Market capitalization is calculated by multiplying the number of shares a company has outstanding by its stock price.
During the first half of this year, small-caps did extremely well, with the Russell 2000 index up 15 percent, said Mark Siddoway of Grandeur Peak Advisors, a mutual fund company based in Salt Lake City.
Siddoway speculated that during the past three to five years, investors have been using more ETFs, or Exchange Traded Funds, to better position their portfolios to a more "macro" exposure to the economy. "As a result, what we've been seeing is money flowing into a [popular] sector and then out again."
But Siddoway noted that a lot of small companies are not held by ETFs. "What I believe is happening is that in the case of small-caps, many are trading more on their fundamentals and less on market movements."
Utah's best-performing company in the first half was the Park City Group, which uses its in-house software and computer systems to help manage customers' inventories. The company's stock was up 153 percent and closed Friday at $7.58 (and was down 3 cents on Monday).
In early May, the Park City Group said revenue grew 21 percent during its recently completed third quarter, and 10 percent for the nine-month period. Net income was $209,294 for the third quarter and $349,827 for the first nine months of the current fiscal year, both records.
"We continued to deliver record results during the quarter, and our growth rate is accelerating," Chairman and CEO Randall K. Fields said in announcing the company's latest quarterly results. "Subscription revenue growth is beginning to see the effect of some of our [newer] larger customers, as they move through the phases of implementation."
Utah's second-best performing stock belonged to Usana Health Sciences, the multilevel marketing company that sells vitamins and nutritional products. Its shares were up 120 percent during the first half of this year.
Usana was followed by Overstock.com, whose shares are up 97 percent since the close of the final day of trading in 2012.
"We're very focused on offering [our customers] great products at great prices," said Jonathan Johnson, Overstock.com's executive vice chairman. He added that effort involves Overstock.com's staff price-checking more than 500,000 items on a weekly basis to ensure the company has the lowest prices on the Internet.
In mid-April, the online discount retailer reported revenue for the first quarter was $312 million, up 19 percent from revenue of $262.4 million posted in the same quarter a year earlier. Gross profit saw a 24 percent year-over-year increase, to $58.9 million.

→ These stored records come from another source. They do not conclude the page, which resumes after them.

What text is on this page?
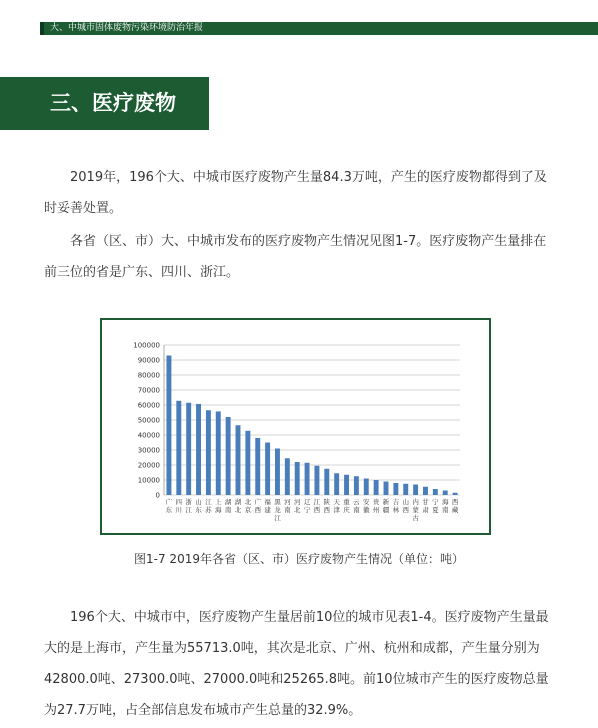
大、中城市固体废物污染环境防治年报
三、医疗废物

2019年，196个大、中城市医疗废物产生量84.3万吨，产生的医疗废物都得到了及时妥善处置。

各省（区、市）大、中城市发布的医疗废物产生情况见图1-7。医疗废物产生量排在前三位的省是广东、四川、浙江。

0
10000
20000
30000
40000
50000
60000
70000
80000
90000
100000
广东
四川
浙江
山东
江苏
上海
湖南
湖北
北京
广西
福建
黑龙江
河南
河北
辽宁
江西
陕西
天津
重庆
云南
安徽
贵州
新疆
吉林
山西
内蒙古
甘肃
宁夏
海南
西藏
图1-7 2019年各省（区、市）医疗废物产生情况（单位：吨）

196个大、中城市中，医疗废物产生量居前10位的城市见表1-4。医疗废物产生量最大的是上海市，产生量为55713.0吨，其次是北京、广州、杭州和成都，产生量分别为42800.0吨、27300.0吨、27000.0吨和25265.8吨。前10位城市产生的医疗废物总量为27.7万吨，占全部信息发布城市产生总量的32.9%。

Of the 23 stocks that make up the index, 14 saw their shares gain in value during 2013's first half. Nine Utah companies saw their share prices decline.
Utah's worst-performing stock belonged to Security National Financial.
The Salt Lake City-based business conglomerate, which operates in three areas life insurance, mortgage banking and mortuary operations was the state's best-performing stock last year, with a 466 percent increase in its share price. Through the first half of this year, though, the company's shares were down 29 percent.
Still, Security National's closing price of $5.92 on Friday was 155 percent higher than its share price a year ago (and was up another 11 cents on Monday).